# Terminator Genisys Movie- Official Trailer



## DJ X-Ray (Sep 2, 2012)

Back...again


----------



## Ads_ClioV6 (Apr 27, 2014)

ill be back when you post more info


----------



## DJ X-Ray (Sep 2, 2012)

ADSCLIOCUP said:


> ill be back when you post more info


Ok, have a dance while your waiting


----------



## Ads_ClioV6 (Apr 27, 2014)

you got the t1000 mix?


----------



## DJ X-Ray (Sep 2, 2012)

What this one? If so nah i ain't mate. Got Terminator 2 though on vinyl, but it's not all that compared to the original Rufige Cru if u ask me.

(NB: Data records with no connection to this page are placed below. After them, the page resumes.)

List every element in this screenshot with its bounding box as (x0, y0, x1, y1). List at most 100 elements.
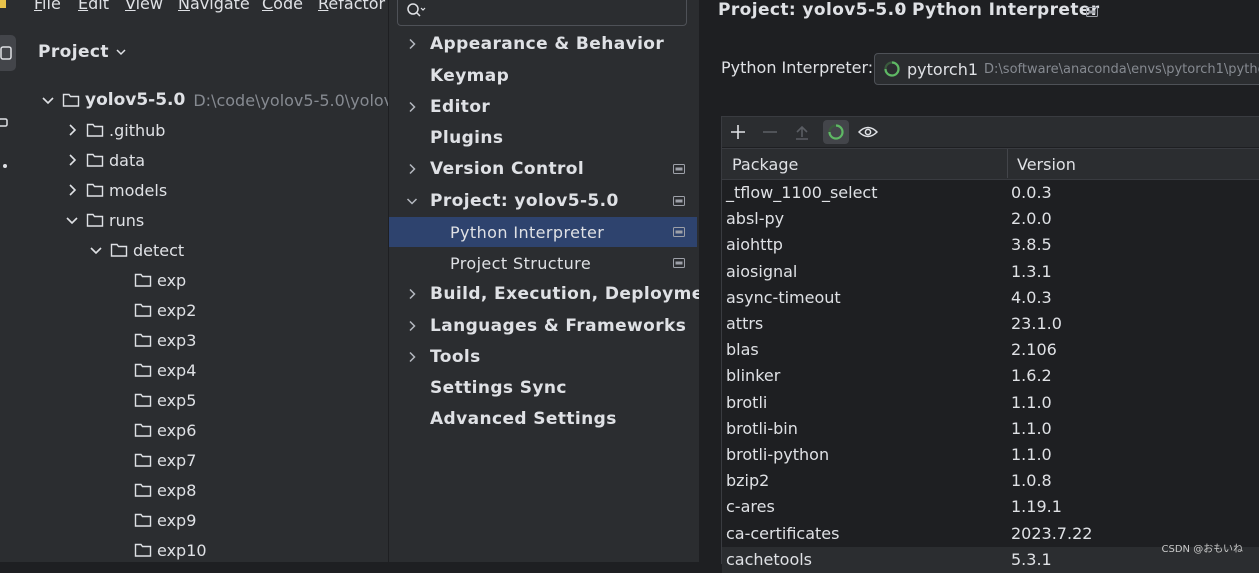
project-folder-icon (0, 46, 12, 60)
settings-nav-settings-sync[interactable]: Settings Sync (389, 373, 697, 403)
folder-icon (134, 303, 152, 317)
settings-nav-languages-frameworks[interactable]: Languages & Frameworks (389, 311, 697, 341)
interpreter-path: D:\software\anaconda\envs\pytorch1\pytho (984, 61, 1259, 77)
folder-icon (110, 243, 128, 257)
column-header-version[interactable]: Version (1017, 155, 1076, 174)
folder-icon (134, 543, 152, 557)
settings-nav-editor[interactable]: Editor (389, 92, 697, 122)
chevron-right-icon[interactable] (405, 350, 419, 364)
settings-nav-version-control[interactable]: Version Control (389, 154, 697, 184)
menu-navigate[interactable]: Navigate (178, 0, 250, 13)
settings-nav-label: Project Structure (450, 253, 592, 273)
tree-item-detect[interactable]: detect (88, 236, 184, 264)
settings-nav-advanced-settings[interactable]: Advanced Settings (389, 404, 697, 434)
chevron-down-icon[interactable] (405, 194, 419, 208)
tree-item-exp10[interactable]: exp10 (112, 536, 207, 564)
eye-icon (858, 126, 878, 138)
chevron-right-icon[interactable] (405, 319, 419, 333)
tree-root-yolov5[interactable]: yolov5-5.0 D:\code\yolov5-5.0\yolov (40, 86, 393, 114)
menu-code[interactable]: Code (262, 0, 303, 13)
tree-item-exp[interactable]: exp (112, 266, 186, 294)
tree-item-data[interactable]: data (64, 146, 145, 174)
chevron-right-icon[interactable] (64, 182, 80, 198)
menu-edit[interactable]: Edit (78, 0, 109, 13)
table-row[interactable]: blas 2.106 (722, 337, 1259, 363)
table-row[interactable]: brotli-bin 1.1.0 (722, 416, 1259, 442)
chevron-right-icon[interactable] (405, 287, 419, 301)
table-row[interactable]: aiosignal 1.3.1 (722, 259, 1259, 285)
package-version: 1.1.0 (1011, 392, 1052, 412)
show-early-releases-button[interactable] (855, 120, 881, 144)
table-row[interactable]: aiohttp 3.8.5 (722, 232, 1259, 258)
table-row[interactable]: absl-py 2.0.0 (722, 206, 1259, 232)
refresh-packages-button[interactable] (823, 120, 849, 144)
tree-item-models[interactable]: models (64, 176, 167, 204)
folder-icon (134, 483, 152, 497)
menu-file[interactable]: File (34, 0, 61, 13)
upgrade-package-button[interactable] (789, 120, 815, 144)
tree-item-label: runs (109, 210, 145, 230)
table-row[interactable]: c-ares 1.19.1 (722, 494, 1259, 520)
settings-nav-plugins[interactable]: Plugins (389, 123, 697, 153)
chevron-right-icon[interactable] (405, 100, 419, 114)
chevron-right-icon[interactable] (405, 37, 419, 51)
chevron-right-icon[interactable] (64, 152, 80, 168)
interpreter-name: pytorch1 (907, 59, 979, 79)
tool-window-strip (0, 22, 23, 562)
tree-item-label: data (109, 150, 146, 170)
table-row[interactable]: async-timeout 4.0.3 (722, 285, 1259, 311)
table-row[interactable]: brotli 1.1.0 (722, 390, 1259, 416)
tree-item-label: exp3 (157, 330, 197, 350)
package-version: 1.6.2 (1011, 366, 1052, 386)
more-tools-icon[interactable] (2, 163, 8, 169)
chevron-right-icon[interactable] (64, 122, 80, 138)
tree-item-github[interactable]: .github (64, 116, 165, 144)
table-row[interactable]: blinker 1.6.2 (722, 363, 1259, 389)
interpreter-select[interactable]: pytorch1 D:\software\anaconda\envs\pytor… (874, 53, 1259, 85)
folder-icon (134, 453, 152, 467)
settings-nav-project-yolov5-5-0[interactable]: Project: yolov5-5.0 (389, 186, 697, 216)
tree-item-exp3[interactable]: exp3 (112, 326, 196, 354)
table-row[interactable]: attrs 23.1.0 (722, 311, 1259, 337)
settings-nav-keymap[interactable]: Keymap (389, 61, 697, 91)
uninstall-package-button[interactable] (757, 120, 783, 144)
table-row[interactable]: brotli-python 1.1.0 (722, 442, 1259, 468)
package-name: attrs (726, 314, 764, 333)
breadcrumb-parent[interactable]: Project: yolov5-5.0 (718, 0, 907, 20)
install-package-button[interactable] (725, 120, 751, 144)
chevron-down-icon[interactable] (88, 242, 104, 258)
chevron-down-icon[interactable] (40, 92, 56, 108)
structure-icon[interactable] (0, 117, 10, 129)
menu-refactor[interactable]: Refactor (318, 0, 385, 13)
settings-nav-label: Version Control (430, 159, 585, 179)
settings-nav-appearance-behavior[interactable]: Appearance & Behavior (389, 29, 697, 59)
project-tool-button[interactable] (0, 35, 16, 71)
settings-nav-project-structure[interactable]: Project Structure (389, 248, 697, 278)
tree-item-exp9[interactable]: exp9 (112, 506, 196, 534)
tree-item-exp5[interactable]: exp5 (112, 386, 196, 414)
tree-item-runs[interactable]: runs (64, 206, 144, 234)
tree-item-exp2[interactable]: exp2 (112, 296, 196, 324)
settings-nav-tools[interactable]: Tools (389, 342, 697, 372)
settings-search-input[interactable] (397, 0, 687, 26)
tree-item-exp4[interactable]: exp4 (112, 356, 196, 384)
search-field[interactable] (428, 0, 682, 22)
tree-item-exp6[interactable]: exp6 (112, 416, 196, 444)
project-scope-icon (673, 164, 685, 174)
chevron-right-icon[interactable] (405, 162, 419, 176)
table-row[interactable]: _tflow_1100_select 0.0.3 (722, 180, 1259, 206)
tree-item-exp7[interactable]: exp7 (112, 446, 196, 474)
package-version: 4.0.3 (1011, 287, 1052, 307)
package-name: c-ares (726, 497, 775, 517)
settings-nav-build-execution-deployment[interactable]: Build, Execution, Deployment (389, 279, 724, 309)
settings-nav-python-interpreter[interactable]: Python Interpreter (389, 217, 697, 247)
tree-item-exp8[interactable]: exp8 (112, 476, 196, 504)
menu-view[interactable]: View (125, 0, 163, 13)
package-name: cachetools (726, 549, 813, 569)
chevron-down-icon[interactable] (64, 212, 80, 228)
loading-spinner-icon (884, 61, 900, 77)
project-view-selector[interactable]: Project (38, 42, 127, 62)
package-name: aiohttp (726, 235, 783, 255)
table-row[interactable]: bzip2 1.0.8 (722, 468, 1259, 494)
column-header-package[interactable]: Package (732, 155, 798, 174)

DJ Bladerunner did a version of it, but was only on dubplate.


----------



## Ads_ClioV6 (Apr 27, 2014)

ha i was joking and a mix exists aghhhhhhhhh,i love the t2 theme music pure bliss m8


----------



## DJ X-Ray (Sep 2, 2012)

Haha quality mate:thumb:First i've heard it .Cack tune though innit.


----------



## Ads_ClioV6 (Apr 27, 2014)

yes lol but hey terminator 2 is in my top 3 films ever along with the old goonies and karate kid and lost boys llooollllllllllllll


----------



## LeadFarmer (Feb 23, 2011)

ADSCLIOCUP said:


> yes lol but hey terminator 2 is in my top 3 films ever along with the old goonies and karate kid and lost boys llooollllllllllllll


Errr, thats four films!


----------



## chr15rey (Jun 17, 2008)

DJ X-Ray said:


> Ok, have a dance while your waiting  Rufige Cru- Terminator - YouTube


Takes me back a bit :doublesho


----------



## Serious Performance (Oct 26, 2005)

So no one spotted the Original Kyle Reese cameo? :thumb:


----------